Mais plus encore avec le second verset, lorsque la terre s’élève une seconde fois, lorsque Sara Iménou va être enterrée dans cette terre sainte.

Les Sages disent : «L’âme de Sara l’a quittée lorsqu’elle entendit dire que son fils Yits’hak avait failli ne pas être sacrifié sur l’autel» (Vayikra Rabba 20:2), c’est-à-dire que toute l’existence de Sara et tout son être étaient uniquement consacrés à l’accomplissement de la volonté de D’.

Elle pensait que Sa volonté était de sacrifier son fils et elle en est morte de penser que Hachem n’a pas accepté ce sacrifice.

« Elle fut enterrée à ‘Hévron », Sara, ainsi que nos Patriarches et matriarches ont été enterrés à ‘Hévron.

‘Hévron du mot ‘hibour/connexion, un des endroits les plus saints du monde, là où se trouve la porte du Gan Eden, car il fait la connexion entre notre monde et celui du Emeth (de l’au-delà).

Ils ont été enterrés justement à ‘Hévron car ils ont été pour nous le moyen (ou le vecteur) de connexion avec la Vérité.
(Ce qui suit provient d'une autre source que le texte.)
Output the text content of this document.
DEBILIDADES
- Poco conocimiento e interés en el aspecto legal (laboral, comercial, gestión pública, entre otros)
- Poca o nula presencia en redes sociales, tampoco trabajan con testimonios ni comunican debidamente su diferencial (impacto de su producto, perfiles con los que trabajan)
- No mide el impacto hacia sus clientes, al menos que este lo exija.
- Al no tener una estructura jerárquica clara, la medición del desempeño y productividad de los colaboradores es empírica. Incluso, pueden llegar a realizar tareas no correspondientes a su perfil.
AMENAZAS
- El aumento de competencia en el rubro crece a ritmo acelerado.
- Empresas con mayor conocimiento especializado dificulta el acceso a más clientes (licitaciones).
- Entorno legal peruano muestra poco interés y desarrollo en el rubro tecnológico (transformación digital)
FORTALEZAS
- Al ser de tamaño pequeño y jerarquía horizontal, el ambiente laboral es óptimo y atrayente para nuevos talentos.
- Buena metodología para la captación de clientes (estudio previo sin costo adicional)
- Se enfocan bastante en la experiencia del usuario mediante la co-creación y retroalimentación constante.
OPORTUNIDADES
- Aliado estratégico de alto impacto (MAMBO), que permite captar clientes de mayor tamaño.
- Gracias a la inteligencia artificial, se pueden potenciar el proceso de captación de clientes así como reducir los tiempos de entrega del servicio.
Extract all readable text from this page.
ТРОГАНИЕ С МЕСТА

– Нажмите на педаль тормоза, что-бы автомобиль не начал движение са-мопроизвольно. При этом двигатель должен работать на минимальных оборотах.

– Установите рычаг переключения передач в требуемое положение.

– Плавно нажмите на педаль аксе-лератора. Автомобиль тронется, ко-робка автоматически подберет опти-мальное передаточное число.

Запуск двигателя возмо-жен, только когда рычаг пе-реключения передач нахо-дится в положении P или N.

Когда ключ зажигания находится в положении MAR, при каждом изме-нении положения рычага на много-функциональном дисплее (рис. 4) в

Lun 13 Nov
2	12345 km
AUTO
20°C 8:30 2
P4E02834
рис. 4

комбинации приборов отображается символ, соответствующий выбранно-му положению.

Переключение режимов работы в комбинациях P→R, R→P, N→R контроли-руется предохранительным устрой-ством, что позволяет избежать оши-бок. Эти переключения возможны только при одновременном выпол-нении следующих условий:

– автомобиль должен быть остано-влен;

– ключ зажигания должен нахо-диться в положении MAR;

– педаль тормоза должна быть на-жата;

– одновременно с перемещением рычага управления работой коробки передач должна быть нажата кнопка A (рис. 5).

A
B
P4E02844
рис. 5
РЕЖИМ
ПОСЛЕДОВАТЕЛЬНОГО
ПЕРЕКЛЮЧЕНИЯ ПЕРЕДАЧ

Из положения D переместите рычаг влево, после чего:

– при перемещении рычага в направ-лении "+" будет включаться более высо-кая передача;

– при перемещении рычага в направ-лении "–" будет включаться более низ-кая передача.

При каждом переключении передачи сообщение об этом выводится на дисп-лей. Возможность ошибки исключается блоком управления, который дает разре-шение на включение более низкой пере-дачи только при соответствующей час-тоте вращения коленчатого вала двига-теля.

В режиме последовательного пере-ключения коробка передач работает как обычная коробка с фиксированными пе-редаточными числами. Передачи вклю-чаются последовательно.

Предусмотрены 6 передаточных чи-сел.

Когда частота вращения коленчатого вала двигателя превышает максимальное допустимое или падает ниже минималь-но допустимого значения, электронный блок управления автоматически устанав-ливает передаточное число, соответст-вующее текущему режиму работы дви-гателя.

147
Le lien entre nous et eux, nous et le monde du Emeth, est un lien infaillible, un lien pour l’éternité.

La Tora est « le plan divin de la création » qui guide et instruit l’âme dans la mission de sa vie.

La Tora est également « une nourriture pour l’âme » : en étudiant la Tora, l’âme absorbe et assimile la sagesse divine et reçoit ainsi l’énergie divine lui permettant de persévérer dans sa mission et d’en surmonter les épreuves.

Aussi, les mitsvoth qui sont des actions matérielles, ne pourront être accomplis par l’âme uniquement lorsqu’elle réside ici-bas, enveloppée dans le corps. Ainsi, le cours de la vie matérielle est la seule occasion pour l’âme d’accomplir des mitsvoth. Tout ce qui vient avant et après est seulement le préambule et l’épilogue de la période la plus importante et la plus élevée de l’âme : celle où ses actes relient D’ au monde.

Ainsi tout celui qui aura réussi à unir son gouf/corps à sa néchama/âme deviendra, lui et son corps éternel, comme une nechama.

On comprend ainsi le titre de notre paracha, et le dévouement de notre père Avraham pour enterrer Sara de la manière la plus noble.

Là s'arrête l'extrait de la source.